An hour after that campaign ad aired on Portland radio Wednesday afternoon, Ohio Gov. John Kasich did give up, pulling the plug on his presidential campaign. 

Now that Donald Trump’s last two GOP rivals have dropped out, Republicans in the northwest are re-aligning. Oregon and Washington have presidential primaries this month. Campaign appearances in the northwest for Kasich and Sen. Ted Cruz had just been announced Tuesday. Cruz's events were quickly canceled after he suspended his campaign.

The news didn't faze the Portland host of the Lars Larson show. He endorsed Trump two months ago.

"When it comes to cutting business deals," Larson told his audience, "I don't think anybody ever gets the better of a business deal with Donald Trump."

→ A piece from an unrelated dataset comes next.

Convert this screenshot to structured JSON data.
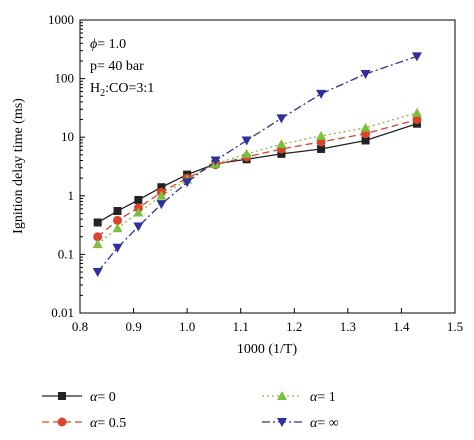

Disappointment from a Kasich supporter

Of course, not all Oregon conservatives are in Trump's camp. Former GOP state lawmaker Bruce Starr served on Kasich's Oregon leadership team. Starr says Kasich's decision to end his campaign came as a disappointment.

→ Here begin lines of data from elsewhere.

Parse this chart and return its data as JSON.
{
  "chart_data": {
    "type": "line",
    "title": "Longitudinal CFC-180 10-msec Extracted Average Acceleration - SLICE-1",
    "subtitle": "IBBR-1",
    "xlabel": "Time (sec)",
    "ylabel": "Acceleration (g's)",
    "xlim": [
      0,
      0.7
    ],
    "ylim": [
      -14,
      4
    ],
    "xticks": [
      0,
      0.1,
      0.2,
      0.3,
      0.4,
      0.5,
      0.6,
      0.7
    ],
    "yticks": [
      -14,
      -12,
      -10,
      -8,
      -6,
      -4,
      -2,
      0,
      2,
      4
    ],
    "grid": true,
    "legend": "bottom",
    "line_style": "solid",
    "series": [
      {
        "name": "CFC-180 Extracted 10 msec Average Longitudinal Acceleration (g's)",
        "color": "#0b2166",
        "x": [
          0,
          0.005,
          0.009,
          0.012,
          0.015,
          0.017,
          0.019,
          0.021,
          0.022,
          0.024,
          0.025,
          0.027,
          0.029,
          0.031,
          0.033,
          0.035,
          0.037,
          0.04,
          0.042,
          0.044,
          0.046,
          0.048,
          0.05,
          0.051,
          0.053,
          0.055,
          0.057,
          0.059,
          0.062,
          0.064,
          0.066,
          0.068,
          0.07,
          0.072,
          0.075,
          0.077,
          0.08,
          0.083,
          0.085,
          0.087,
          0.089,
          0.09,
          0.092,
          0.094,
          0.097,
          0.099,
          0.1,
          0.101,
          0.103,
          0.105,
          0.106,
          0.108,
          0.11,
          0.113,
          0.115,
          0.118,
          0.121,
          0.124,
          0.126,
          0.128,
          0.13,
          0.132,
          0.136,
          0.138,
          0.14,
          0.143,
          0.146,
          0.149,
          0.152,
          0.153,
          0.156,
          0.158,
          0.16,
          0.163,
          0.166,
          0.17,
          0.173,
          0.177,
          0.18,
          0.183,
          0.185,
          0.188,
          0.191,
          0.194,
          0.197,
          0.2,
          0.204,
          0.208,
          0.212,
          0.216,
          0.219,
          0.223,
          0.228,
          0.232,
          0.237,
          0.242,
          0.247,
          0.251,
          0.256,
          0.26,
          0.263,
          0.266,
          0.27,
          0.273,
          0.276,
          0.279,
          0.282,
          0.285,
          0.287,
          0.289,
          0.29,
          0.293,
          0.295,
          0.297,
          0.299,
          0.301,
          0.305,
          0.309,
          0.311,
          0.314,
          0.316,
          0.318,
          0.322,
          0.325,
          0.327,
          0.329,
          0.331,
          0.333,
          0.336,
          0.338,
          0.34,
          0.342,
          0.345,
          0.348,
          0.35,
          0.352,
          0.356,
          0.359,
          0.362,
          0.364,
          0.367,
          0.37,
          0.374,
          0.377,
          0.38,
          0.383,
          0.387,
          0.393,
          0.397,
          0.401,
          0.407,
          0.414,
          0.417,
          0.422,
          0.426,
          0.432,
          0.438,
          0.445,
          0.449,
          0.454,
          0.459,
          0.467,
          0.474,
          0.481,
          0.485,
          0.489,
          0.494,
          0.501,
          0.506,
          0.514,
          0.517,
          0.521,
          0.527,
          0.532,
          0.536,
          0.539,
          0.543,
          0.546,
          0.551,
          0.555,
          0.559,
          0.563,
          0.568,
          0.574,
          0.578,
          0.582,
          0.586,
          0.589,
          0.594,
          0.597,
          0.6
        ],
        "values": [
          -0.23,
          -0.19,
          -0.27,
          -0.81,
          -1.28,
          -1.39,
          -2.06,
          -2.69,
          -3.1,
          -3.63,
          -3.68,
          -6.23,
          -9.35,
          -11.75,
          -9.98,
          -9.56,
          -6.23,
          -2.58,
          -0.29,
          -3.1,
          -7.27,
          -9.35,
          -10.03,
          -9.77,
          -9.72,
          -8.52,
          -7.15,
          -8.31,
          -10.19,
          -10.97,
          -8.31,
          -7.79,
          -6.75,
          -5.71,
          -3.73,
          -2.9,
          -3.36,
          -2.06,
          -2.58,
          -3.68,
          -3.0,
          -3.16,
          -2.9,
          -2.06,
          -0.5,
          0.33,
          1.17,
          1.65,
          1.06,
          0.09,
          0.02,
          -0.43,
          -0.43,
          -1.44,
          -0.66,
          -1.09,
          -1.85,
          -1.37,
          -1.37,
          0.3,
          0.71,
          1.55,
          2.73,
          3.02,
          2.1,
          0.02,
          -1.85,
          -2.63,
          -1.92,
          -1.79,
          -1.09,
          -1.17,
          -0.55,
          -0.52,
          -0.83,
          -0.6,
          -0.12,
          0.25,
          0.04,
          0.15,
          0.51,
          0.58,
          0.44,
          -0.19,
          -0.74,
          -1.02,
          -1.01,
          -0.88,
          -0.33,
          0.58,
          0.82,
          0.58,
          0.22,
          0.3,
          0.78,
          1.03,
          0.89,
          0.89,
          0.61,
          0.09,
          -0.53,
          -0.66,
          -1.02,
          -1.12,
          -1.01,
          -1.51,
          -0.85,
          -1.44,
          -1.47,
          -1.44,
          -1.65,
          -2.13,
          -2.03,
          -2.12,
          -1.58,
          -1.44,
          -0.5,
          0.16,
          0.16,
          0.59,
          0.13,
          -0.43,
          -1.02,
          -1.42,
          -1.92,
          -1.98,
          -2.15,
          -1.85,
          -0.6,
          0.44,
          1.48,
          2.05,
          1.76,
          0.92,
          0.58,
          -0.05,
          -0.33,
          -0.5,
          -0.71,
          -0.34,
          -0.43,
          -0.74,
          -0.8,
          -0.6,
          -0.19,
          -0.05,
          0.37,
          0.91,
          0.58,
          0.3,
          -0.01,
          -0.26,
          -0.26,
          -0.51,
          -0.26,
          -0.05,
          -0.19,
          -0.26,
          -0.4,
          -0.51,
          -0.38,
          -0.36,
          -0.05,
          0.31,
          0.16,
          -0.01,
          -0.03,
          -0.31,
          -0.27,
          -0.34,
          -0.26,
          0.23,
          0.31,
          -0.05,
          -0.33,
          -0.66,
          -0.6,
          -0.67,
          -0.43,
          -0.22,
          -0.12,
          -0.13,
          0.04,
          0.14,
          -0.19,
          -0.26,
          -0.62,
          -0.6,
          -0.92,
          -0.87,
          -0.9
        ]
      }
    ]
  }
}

"There's no question from my perspective that Governor Kasich's the best choice to be president of the United States," Starr said, calling Kasich "the only Republican candidate that beats Hillary Clinton in a head-to-head."

Starr says he won't rule out eventually throwing his support behind Trump, who is assured of the GOP nomination by this point. But Starr says to get his support, the New York billionaire would have to surround himself with seasoned, high-quality advisors.

"If he does that, then not only can I see myself voting for him," said Starr, "but I see potentially other Republicans who quite honestly were supporting other for him."

Kasich-Cruz alliance wasn't enough

Kasich made news in Oregon last month when he and Ted Cruz announced a deal. Kasich’s campaign pulled back in Indiana in exchange for Cruz stepping aside in Oregon and New Mexico. That didn’t dampen the enthusiasm of Cruz supporters in Oregon such as GOP state Representative Bill Post. But with Cruz's sudden departure from the race, Post knew it was time to act.

In a live internet broadcast Wednesday, Post took a Ted Cruz campaign sign off his pickup truck.

"Okay, well there it is," Post told his viewers. "Another failed candidacy. It seems like I'm doing this all the time."

Post had been a supporter of Rick Perry until the former Texas Governor dropped out. With his second choice also gone, Post told viewers he isn't on what he called the "Trump train." But he said he was afraid that Republicans who dislike Trump won't vote at all and will therefore hurt GOP candidates in state and local races in the fall.

"If you are so angry at the Donald Trump nomination that it makes you stay home for all the other elections," Post said, "you are worse than Donald Trump."

A poll of Republican voters in Oregon showed Trump easily outpacing Kasich and Cruz last month. But Oregon as whole isn’t likely to throw its support behind Trump in November. The last Republican to win the state's electoral college votes was Ronald Reagan in 1984.